Angular forms, hiding elements, boring development, responsive design mindsets

Insanity Max 30—week 6

The first week of month two was hell. But I did way better in the second week which you can see in my times.

First week fail times: 7:01 9:49 7:51 10:42 8:35

Second week fail times: 9:17 10:43 10:01 10:48 11:45

Third week fail times: 17:15 7:14 12:01 8:15 11:43

Fourth week fail times: 19:14 10:44 12:12 11:10 12:15

Fifth week fail times: 8:20 5:55 4:52 6:01 5:58

Sixth week fail times: 12:50 12:21 7:52 7:52 6:20

I’ve noticed a difference in how I feel as well. Really hoping to squeeze out even better results in the last two weeks.

Making Angular forms behave

For quite a while I’ve been told Angular forms have to work in a certain way. For example, you have to validate errors as the user types or that you can’t validate a date input because the three separate inputs have to be validated together.

But this week, I’ve had a massive break through thanks to Franjo Zanki. In just a few hours he’s managed to make Angular forms work based on the established patterns and guidance in the GOV.UK Design System. He’s made me so happy!

And it’s also been really fun pairing with him to get the components working just right. It’s a positive reminder of how great things can be when we break down silos and work together.

Hiding elements the boring way

I setup a Twitter poll asking how users prefer to hide elements. By adding a class of hidden or by setting the style property on the element directly with el.style.display.

The best part of the poll was that a lot of people responded saying neither and that we should use the native [hidden] attribute for this. As I briefly explained on the thread [hidden] isn’t as well supported and could make some other things tricky.

This is something I’ve been meaning to write about for a very long time now. So note to self: write about it will ya!

Be boring

Chris Coyier asked his followers to share their favourite articles about boring development. There’s some really really good articles I don’t want to forget on there.

And Andy Bell mentioned The Boring Frontend Developer. Thanks Andy.

Mindsets: responsive design and accessible design

I’ve been chatting with Ed again this week. This time about the ways an experience can change on small and big screens. Specifically:

  • do we hide content on small screens to avoid scrolling and keep things focused. The main downside meaning that mobile users don’t get the same features/content available to them degrading the experience in other ways.
  • or, do we just let that content stack (or make it togglable) and keep things consistent with the same features on all screen sizes. The downside being potentially more scrolling and a less focused experience.

My problem with the former is that most designers do this to keep things looking good on small screens. I think they jump to this without considering whether it was really a problem for mobile user to literally flick past the now more prominent content.

Either way, this is another article I want to write about.

Tired of writing

Not a week(note) goes by where I don’t have something else I want to write about.

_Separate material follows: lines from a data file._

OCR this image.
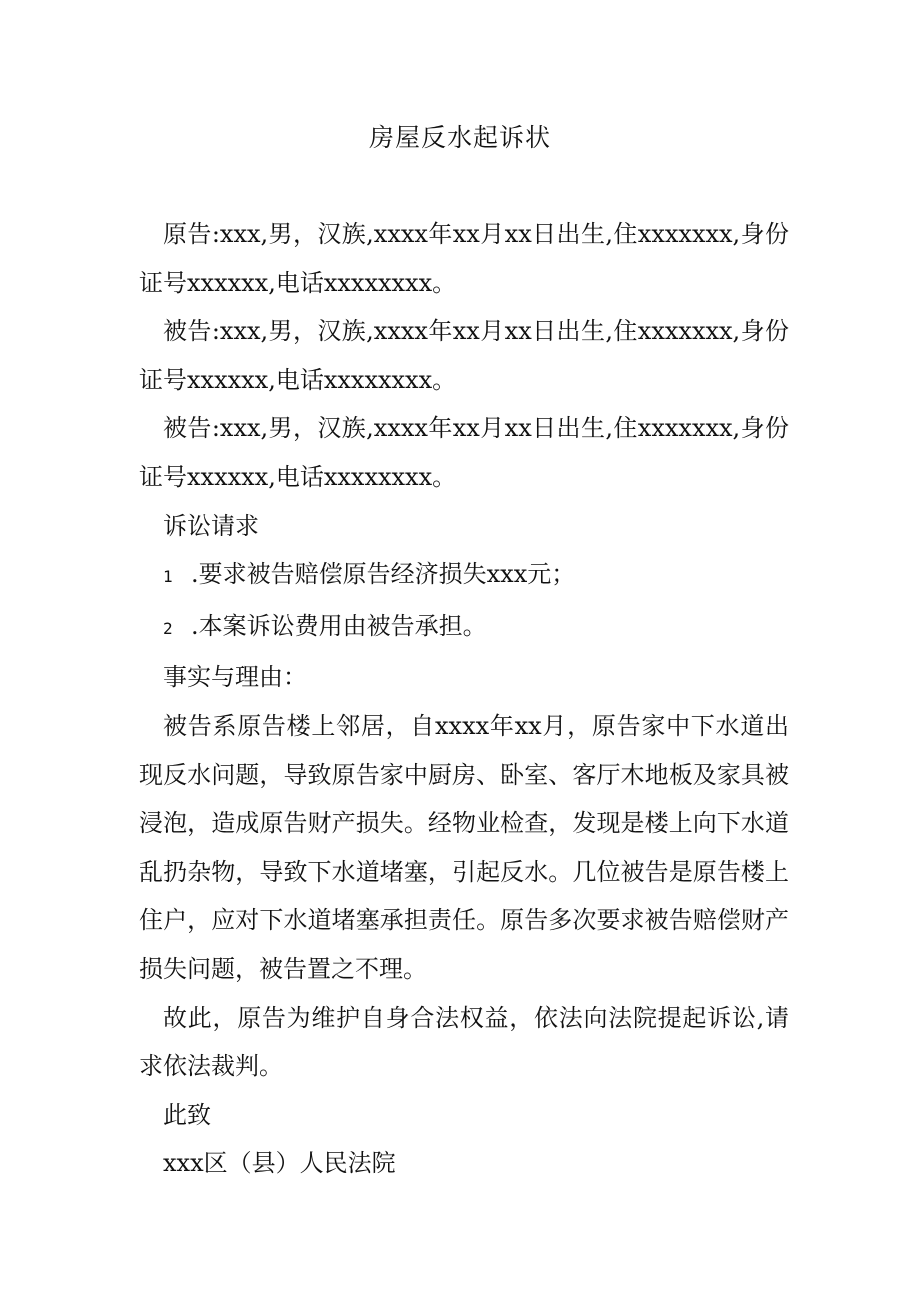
房屋反水起诉状

原告:xxx,男，汉族,xxxx年xx月xx日出生,住xxxxxxx,身份证号xxxxxx,电话xxxxxxxx。

被告:xxx,男，汉族,xxxx年xx月xx日出生,住xxxxxxx,身份证号xxxxxx,电话xxxxxxxx。

被告:xxx,男，汉族,xxxx年xx月xx日出生,住xxxxxxx,身份证号xxxxxx,电话xxxxxxxx。

诉讼请求

1 .要求被告赔偿原告经济损失xxx元；

2 .本案诉讼费用由被告承担。

事实与理由：

被告系原告楼上邻居，自xxxx年xx月，原告家中下水道出现反水问题，导致原告家中厨房、卧室、客厅木地板及家具被浸泡，造成原告财产损失。经物业检查，发现是楼上向下水道乱扔杂物，导致下水道堵塞，引起反水。几位被告是原告楼上住户，应对下水道堵塞承担责任。原告多次要求被告赔偿财产损失问题，被告置之不理。

故此，原告为维护自身合法权益，依法向法院提起诉讼,请求依法裁判。

此致

xxx区（县）人民法院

But I’m also really tired of writing. Nobody makes me write but me. And that’s because despite how difficult I find it, I know how valueable it is.

Either way, I’m overwhelmed by the increasingly large number of Google Keep notes, Google doc and Dropbox Paper drafts, Github issues, tweets and weeknotes that I want to sort out.

And while I’m finding these weeknotes useful, they are also taking up my previous writing energy of doing the hard work of writing a proper finished article.